I recommend canned foods, so you don't have to worry about things melting or going bad. That's what we've always done for camping trips. Things like: soup, chili, stew, spaghettios (for the kids), canned fruit. Just remember to bring a can opener and microwaveable bowls (or a pot if you are going to cook over a campfire or portable stove). Also, there are also lots of hand packaged foods that are intended to be microwaved and eaten in the packaging that they come in.



answers from Chico on

Keep in mind that you can also stop to buy the more perishable things (like milk) on the way at convenience and grocery stores. Also, you can freeze grapes or strawberries to use as ice and then eat when they thaw.



answers from Sacramento on

I was going to suggest freezing stuff or using dry ice, and I see others have already suggested that. I saw the other good suggestions about cargo and splitting the food stuffs.

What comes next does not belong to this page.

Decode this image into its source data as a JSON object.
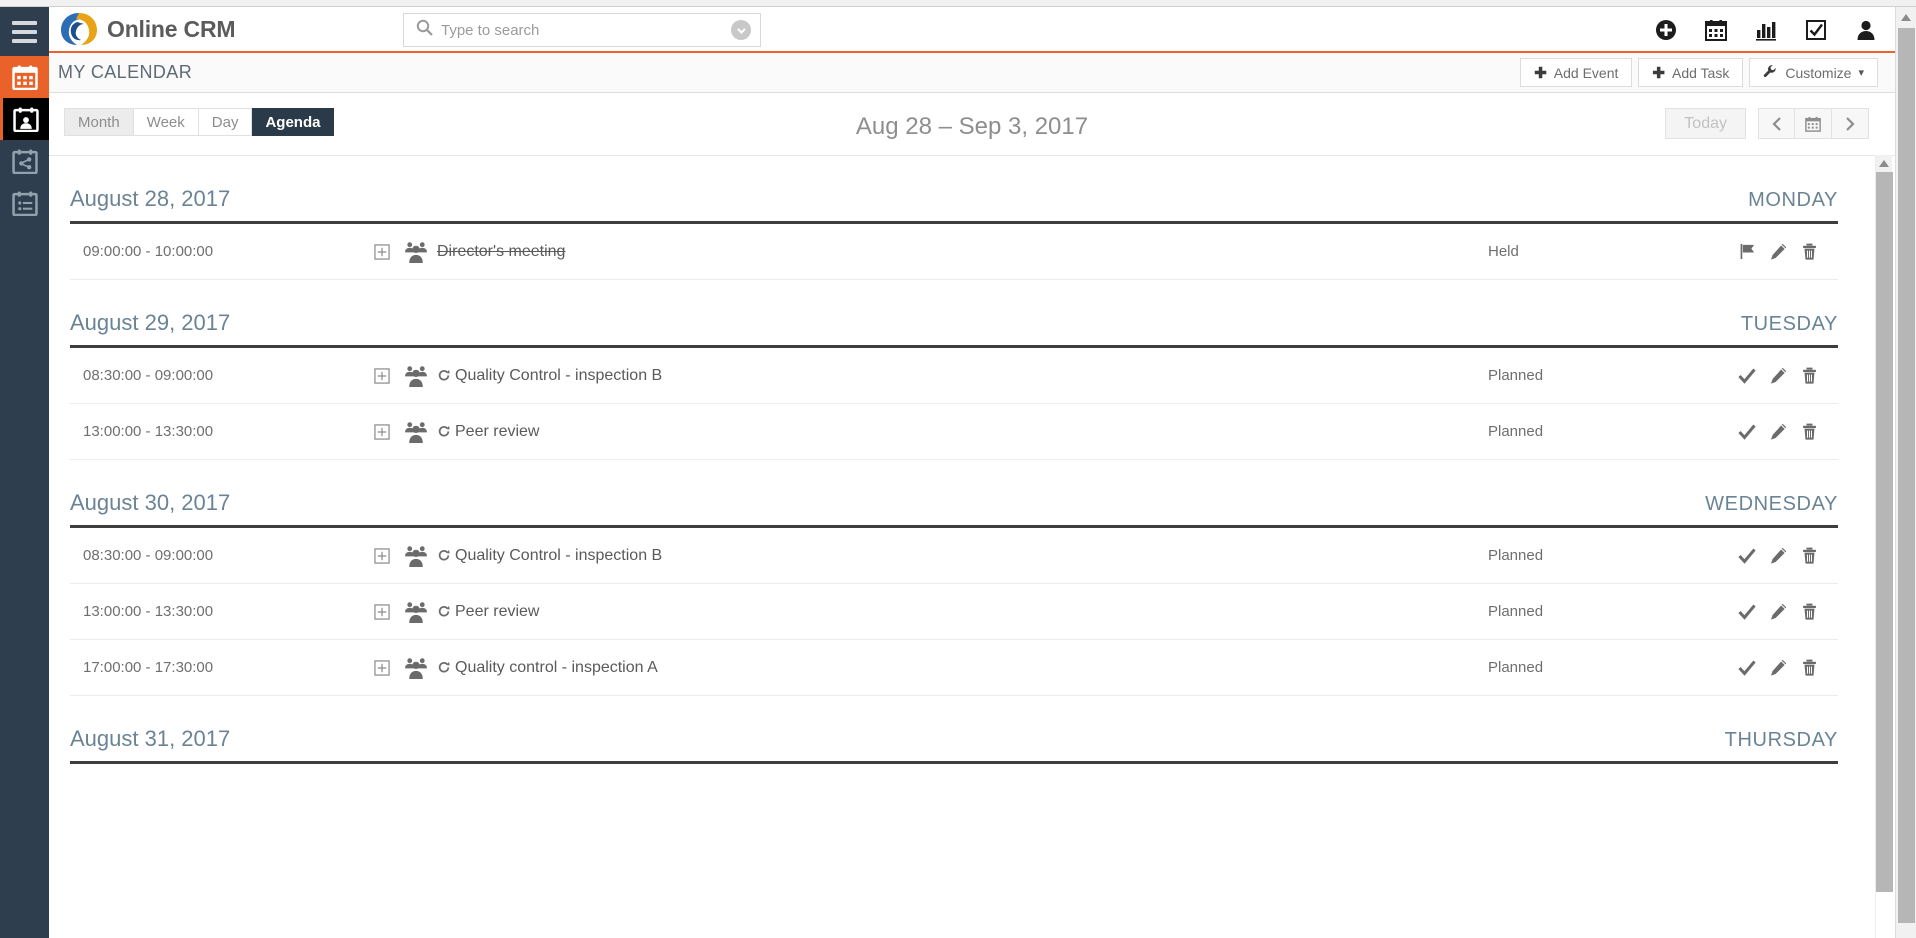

My only other suggestion would be to drive as much as possible while the children are sleeping. It will make your life easier. My husband and I traveled from No. Ca to Eastern Washington a two winters ago with our 2 year old and two dogs. While our son was awake, we had to stop frequently to let him get out and walk around. We made the best time during sleep time.

Good Luck



answers from San Francisco on

I just took a 4 hour road trip with my 20 month old and I cute up lunch meat and cheese and gave her that. It filled her up for her nap on the road and it wasn't too messy.
Enjoy your trip =O)



answers from San Francisco on

There are four kids in my family and my parents always cut costs on road trips by buying a big loaf of french bread, some cheese and some salami and they would just break-up the bread with their hands and pass back big pieces of cheese and salami. My husband and I like to do the same except we might b-b-q a tri-tip the night before and take that with us in the cooler too. It is great cold with bread and cheese. Yummy!



answers from Washington DC on

I haven't done a roadtrip this long with kids, but I have driven cross country a couple of times. What, how and how much you can take food with you will depend on how much cargo room you'll have after bags and passengers.

My suggestion would be to pack food in a few containers rather than stacking everything into one huge cooler. One box or bag for non-perishables (bread, peanut butter, crackers, cereal, chips, apples, bananas, oranges). A larger cooler (with ice you change every day) that can stay in the back with your supply of sandwich meat, sliced cheese, milk, jelly) and a small cooler you can bring up front with you to put just the food you'll want for each leg of the trip.

If you don't have enough cargo space, you can also just do the small upfront cooler and the bag and then just make a stop at a grocery store each morning for a small package of whatever sandwhich meat etc.